Poster Abstract: Comparative Performance of agentic AI and Physicians in Clinical History Taking across leading LLMs

Sonu Subudhi, Instructor, Massachusetts General Hospital

Abstract

Introduction: Comprehensive clinical history taking is essential for diagnostic reasoning, triage, and treatment planning, yet is often constrained by time pressure and documentation burden in outpatient care. We hypothesized that large language models (LLMs), when guided by a structured agentic framework, can reliably collect clinically meaningful patient histories. We developed a modular, iterative prompting system that sequentially traverses standard history domains, evaluates relevance and completeness of patient responses, generates targeted follow-up questions, and determines when sufficient information has been obtained. The system produces an EHR-ready clinical summary alongside diagnostic impressions, identification of dangerous conditions to rule out, and recommended investigations.

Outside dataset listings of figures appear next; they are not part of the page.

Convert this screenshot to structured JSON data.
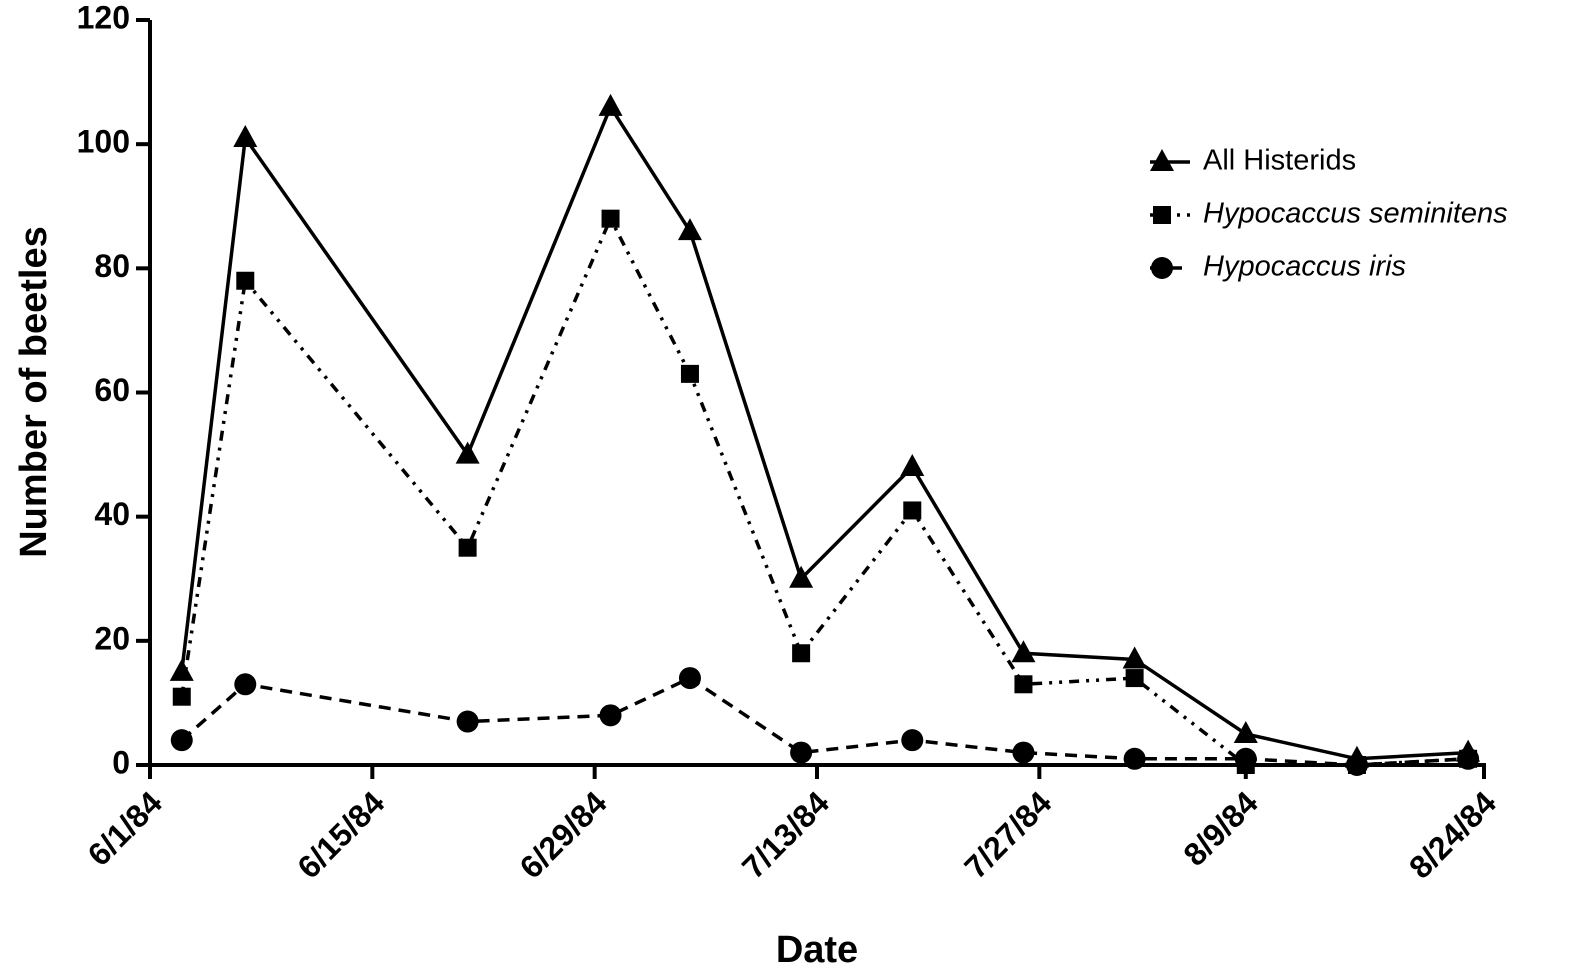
{
  "chart_data": {
    "type": "line",
    "x_label": "Date",
    "y_label": "Number of beetles",
    "x": [
      "1984-06-03",
      "1984-06-07",
      "1984-06-21",
      "1984-06-30",
      "1984-07-05",
      "1984-07-12",
      "1984-07-19",
      "1984-07-26",
      "1984-08-02",
      "1984-08-09",
      "1984-08-16",
      "1984-08-23"
    ],
    "series": [
      {
        "name": "All Histerids",
        "color": "#000000",
        "marker": "triangle",
        "line": "solid",
        "values": [
          15,
          101,
          50,
          106,
          86,
          30,
          48,
          18,
          17,
          5,
          1,
          2
        ]
      },
      {
        "name": "Hypocaccus seminitens",
        "color": "#000000",
        "marker": "square",
        "line": "dash-dot-dot",
        "values": [
          11,
          78,
          35,
          88,
          63,
          18,
          41,
          13,
          14,
          0,
          0,
          1
        ]
      },
      {
        "name": "Hypocaccus iris",
        "color": "#000000",
        "marker": "circle",
        "line": "dashed",
        "values": [
          4,
          13,
          7,
          8,
          14,
          2,
          4,
          2,
          1,
          1,
          0,
          1
        ]
      }
    ],
    "xlim": [
      "1984-06-01",
      "1984-08-24"
    ],
    "xticks": [
      {
        "value": "1984-06-01",
        "label": "6/1/84"
      },
      {
        "value": "1984-06-15",
        "label": "6/15/84"
      },
      {
        "value": "1984-06-29",
        "label": "6/29/84"
      },
      {
        "value": "1984-07-13",
        "label": "7/13/84"
      },
      {
        "value": "1984-07-27",
        "label": "7/27/84"
      },
      {
        "value": "1984-08-09",
        "label": "8/9/84"
      },
      {
        "value": "1984-08-24",
        "label": "8/24/84"
      }
    ],
    "ylim": [
      0,
      120
    ],
    "yticks": [
      0,
      20,
      40,
      60,
      80,
      100,
      120
    ],
    "legend": "upper right"
  }
}
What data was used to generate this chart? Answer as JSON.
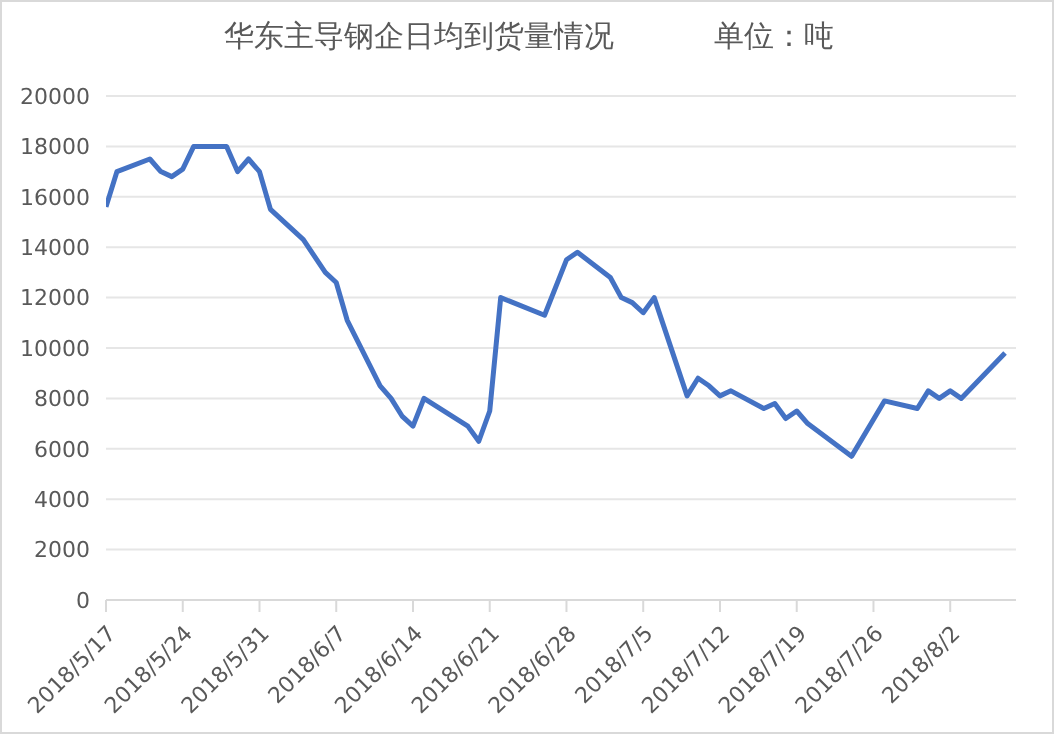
{
  "chart_data": {
    "type": "line",
    "title": "华东主导钢企日均到货量情况",
    "subtitle": "单位：吨",
    "x": [
      "2018-05-17",
      "2018-05-18",
      "2018-05-21",
      "2018-05-22",
      "2018-05-23",
      "2018-05-24",
      "2018-05-25",
      "2018-05-28",
      "2018-05-29",
      "2018-05-30",
      "2018-05-31",
      "2018-06-01",
      "2018-06-04",
      "2018-06-06",
      "2018-06-07",
      "2018-06-08",
      "2018-06-11",
      "2018-06-12",
      "2018-06-13",
      "2018-06-14",
      "2018-06-15",
      "2018-06-19",
      "2018-06-20",
      "2018-06-21",
      "2018-06-22",
      "2018-06-26",
      "2018-06-28",
      "2018-06-29",
      "2018-07-02",
      "2018-07-03",
      "2018-07-04",
      "2018-07-05",
      "2018-07-06",
      "2018-07-09",
      "2018-07-10",
      "2018-07-11",
      "2018-07-12",
      "2018-07-13",
      "2018-07-16",
      "2018-07-17",
      "2018-07-18",
      "2018-07-19",
      "2018-07-20",
      "2018-07-24",
      "2018-07-27",
      "2018-07-30",
      "2018-07-31",
      "2018-08-01",
      "2018-08-02",
      "2018-08-03",
      "2018-08-07"
    ],
    "series": [
      {
        "color": "#4472c4",
        "values": [
          15600,
          17000,
          17500,
          17000,
          16800,
          17100,
          18000,
          18000,
          17000,
          17500,
          17000,
          15500,
          14300,
          13000,
          12600,
          11100,
          8500,
          8000,
          7300,
          6900,
          8000,
          6900,
          6300,
          7500,
          12000,
          11300,
          13500,
          13800,
          12800,
          12000,
          11800,
          11400,
          12000,
          8100,
          8800,
          8500,
          8100,
          8300,
          7600,
          7800,
          7200,
          7500,
          7000,
          5700,
          7900,
          7600,
          8300,
          8000,
          8300,
          8000,
          9800
        ]
      }
    ],
    "xlim": [
      "2018-05-17",
      "2018-08-08"
    ],
    "xticks": [
      {
        "value": "2018-05-17",
        "label": "2018/5/17"
      },
      {
        "value": "2018-05-24",
        "label": "2018/5/24"
      },
      {
        "value": "2018-05-31",
        "label": "2018/5/31"
      },
      {
        "value": "2018-06-07",
        "label": "2018/6/7"
      },
      {
        "value": "2018-06-14",
        "label": "2018/6/14"
      },
      {
        "value": "2018-06-21",
        "label": "2018/6/21"
      },
      {
        "value": "2018-06-28",
        "label": "2018/6/28"
      },
      {
        "value": "2018-07-05",
        "label": "2018/7/5"
      },
      {
        "value": "2018-07-12",
        "label": "2018/7/12"
      },
      {
        "value": "2018-07-19",
        "label": "2018/7/19"
      },
      {
        "value": "2018-07-26",
        "label": "2018/7/26"
      },
      {
        "value": "2018-08-02",
        "label": "2018/8/2"
      }
    ],
    "ylim": [
      0,
      20000
    ],
    "yticks": [
      0,
      2000,
      4000,
      6000,
      8000,
      10000,
      12000,
      14000,
      16000,
      18000,
      20000
    ],
    "grid": "y",
    "legend": false,
    "marker": "none",
    "line_style": "solid"
  }
}
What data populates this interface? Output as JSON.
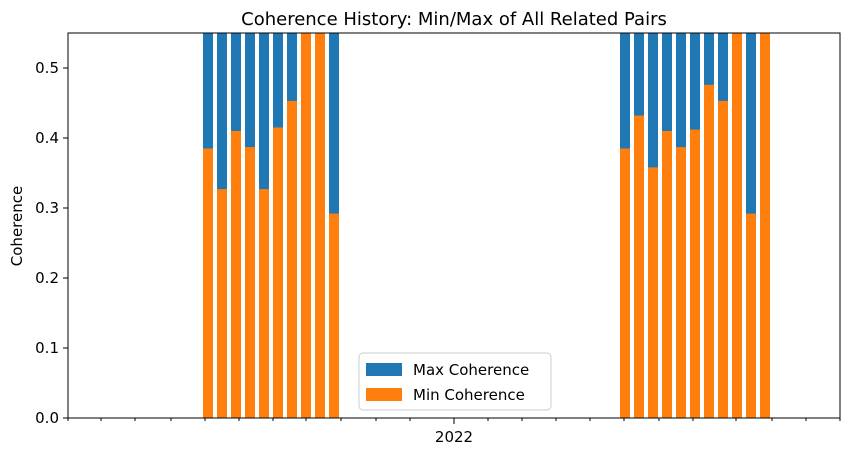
{
  "chart_data": {
    "type": "bar",
    "title": "Coherence History: Min/Max of All Related Pairs",
    "xlabel": "",
    "ylabel": "Coherence",
    "x_tick_label": "2022",
    "ylim": [
      0,
      0.55
    ],
    "yticks": [
      "0.0",
      "0.1",
      "0.2",
      "0.3",
      "0.4",
      "0.5"
    ],
    "grid": false,
    "legend_position": "lower-center",
    "colors": {
      "max": "#1f77b4",
      "min": "#ff7f0e"
    },
    "series": [
      {
        "name": "Max Coherence",
        "values": [
          0.55,
          0.55,
          0.55,
          0.55,
          0.55,
          0.55,
          0.55,
          0.55,
          0.55,
          0.55,
          0.55,
          0.55,
          0.55,
          0.55,
          0.55,
          0.55,
          0.55,
          0.55,
          0.55,
          0.55,
          0.55
        ]
      },
      {
        "name": "Min Coherence",
        "values": [
          0.385,
          0.327,
          0.41,
          0.387,
          0.327,
          0.415,
          0.453,
          0.55,
          0.55,
          0.292,
          0.385,
          0.432,
          0.358,
          0.41,
          0.387,
          0.412,
          0.476,
          0.453,
          0.55,
          0.292,
          0.55
        ]
      }
    ]
  }
}
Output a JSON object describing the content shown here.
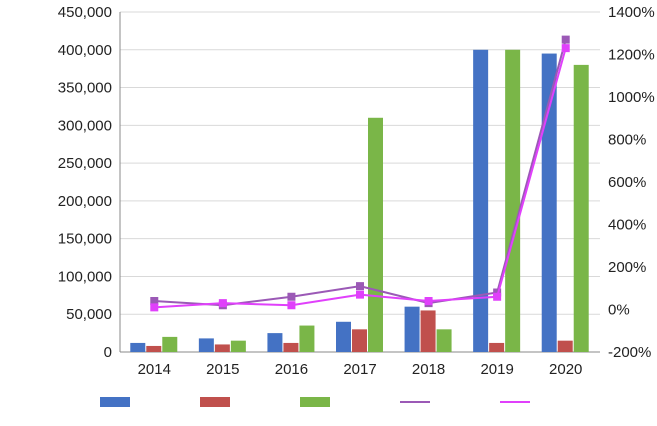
{
  "chart_data": {
    "type": "bar",
    "categories": [
      "2014",
      "2015",
      "2016",
      "2017",
      "2018",
      "2019",
      "2020"
    ],
    "y_left": {
      "ticks": [
        "0",
        "50,000",
        "100,000",
        "150,000",
        "200,000",
        "250,000",
        "300,000",
        "350,000",
        "400,000",
        "450,000"
      ],
      "ylim": [
        0,
        450000
      ]
    },
    "y_right": {
      "ticks": [
        "-200%",
        "0%",
        "200%",
        "400%",
        "600%",
        "800%",
        "1000%",
        "1200%",
        "1400%"
      ],
      "ylim": [
        -200,
        1400
      ]
    },
    "series": [
      {
        "color": "#4472c4",
        "type": "bar",
        "axis": "left",
        "values": [
          12000,
          18000,
          25000,
          40000,
          60000,
          400000,
          395000
        ]
      },
      {
        "color": "#c0504d",
        "type": "bar",
        "axis": "left",
        "values": [
          8000,
          10000,
          12000,
          30000,
          55000,
          12000,
          15000
        ]
      },
      {
        "color": "#7ab648",
        "type": "bar",
        "axis": "left",
        "values": [
          20000,
          15000,
          35000,
          310000,
          30000,
          400000,
          380000
        ]
      },
      {
        "color": "#9b59b6",
        "type": "line",
        "axis": "right",
        "values": [
          40,
          20,
          60,
          110,
          30,
          80,
          1270
        ]
      },
      {
        "color": "#e040fb",
        "type": "line",
        "axis": "right",
        "values": [
          10,
          30,
          20,
          70,
          40,
          60,
          1230
        ]
      }
    ],
    "legend_placement": "bottom",
    "grid": true
  }
}
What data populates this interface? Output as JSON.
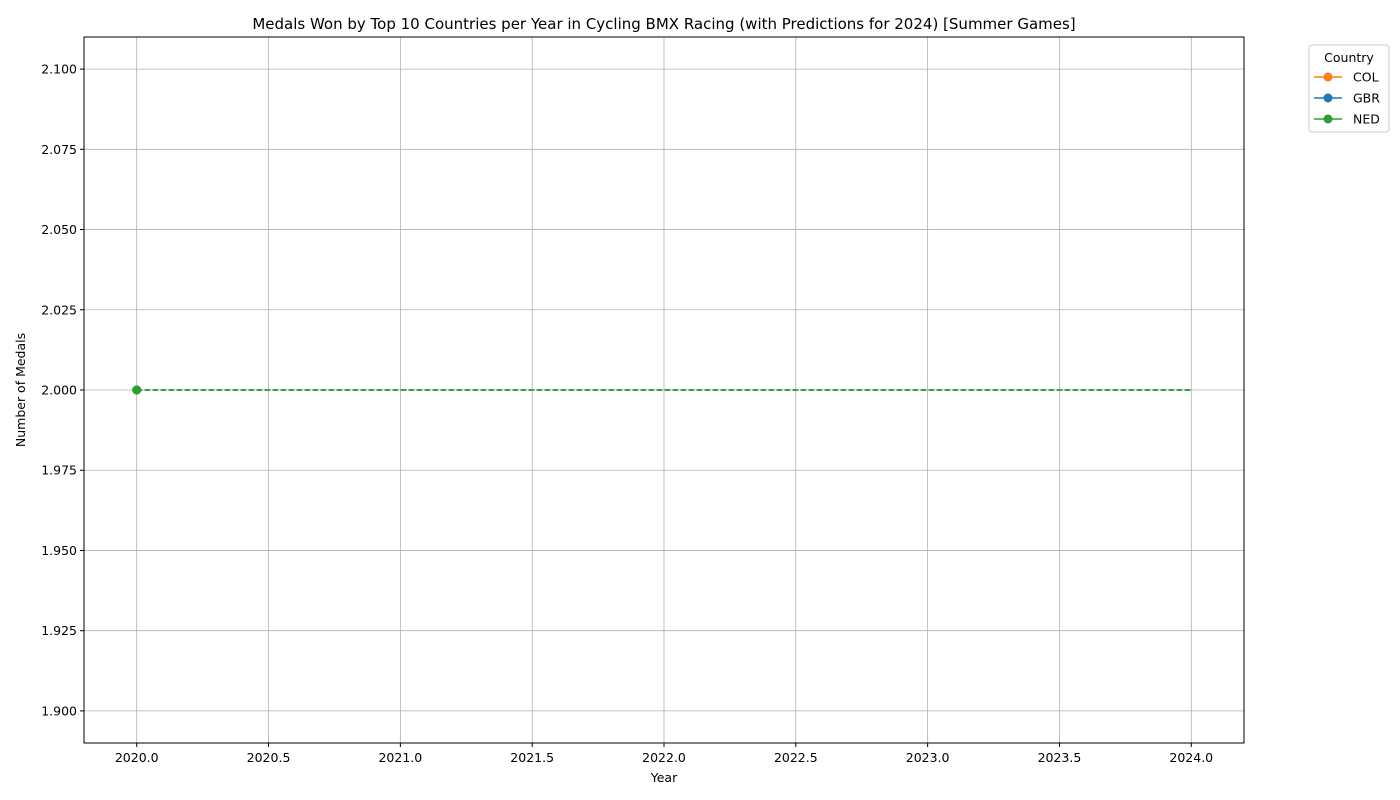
{
  "chart_data": {
    "type": "line",
    "title": "Medals Won by Top 10 Countries per Year in Cycling BMX Racing (with Predictions for 2024) [Summer Games]",
    "xlabel": "Year",
    "ylabel": "Number of Medals",
    "xlim": [
      2019.8,
      2024.2
    ],
    "ylim": [
      1.89,
      2.11
    ],
    "x_ticks": [
      2020.0,
      2020.5,
      2021.0,
      2021.5,
      2022.0,
      2022.5,
      2023.0,
      2023.5,
      2024.0
    ],
    "x_tick_labels": [
      "2020.0",
      "2020.5",
      "2021.0",
      "2021.5",
      "2022.0",
      "2022.5",
      "2023.0",
      "2023.5",
      "2024.0"
    ],
    "y_ticks": [
      1.9,
      1.925,
      1.95,
      1.975,
      2.0,
      2.025,
      2.05,
      2.075,
      2.1
    ],
    "y_tick_labels": [
      "1.900",
      "1.925",
      "1.950",
      "1.975",
      "2.000",
      "2.025",
      "2.050",
      "2.075",
      "2.100"
    ],
    "grid": true,
    "legend": {
      "title": "Country",
      "placement": "outside-top-right"
    },
    "series": [
      {
        "name": "COL",
        "color": "#ff7f0e",
        "actual": [
          {
            "x": 2020,
            "y": 2
          }
        ],
        "prediction": [
          {
            "x": 2020,
            "y": 2
          },
          {
            "x": 2024,
            "y": 2
          }
        ]
      },
      {
        "name": "GBR",
        "color": "#1f77b4",
        "actual": [
          {
            "x": 2020,
            "y": 2
          }
        ],
        "prediction": [
          {
            "x": 2020,
            "y": 2
          },
          {
            "x": 2024,
            "y": 2
          }
        ]
      },
      {
        "name": "NED",
        "color": "#2ca02c",
        "actual": [
          {
            "x": 2020,
            "y": 2
          }
        ],
        "prediction": [
          {
            "x": 2020,
            "y": 2
          },
          {
            "x": 2024,
            "y": 2
          }
        ]
      }
    ]
  }
}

Methods: We implemented this framework in a patient-facing web application and benchmarked three LLMs (GPT-4o, Gemini-2.5-Flash-Lite, and Grok-3) using simulated patient interactions derived from 52 published clinical case reports spanning 13 medical specialties and 20 constructed clinical scenarios designed to reflect common outpatient presentations. Three blinded physicians independently evaluated chatbot-generated histories against gold-standard references using a predefined rubric. Across models, relevant history elements were captured with >85% accuracy and recommended investigations aligned with those used to establish final diagnoses. Section-wise analysis demonstrated balanced performance across major history components, without systematic underperformance in any domain. Additionally, clinically important red flags were consistently identified reliably across models.

Conclusion: These findings demonstrate that structured agentic framework substantially stabilizes LLM performance for clinical history collection. Automated, structured pre-visit intake may reduce documentation burden, improve completeness of patient information, and support safer clinical workflows, motivating prospective evaluation in real-world clinical settings.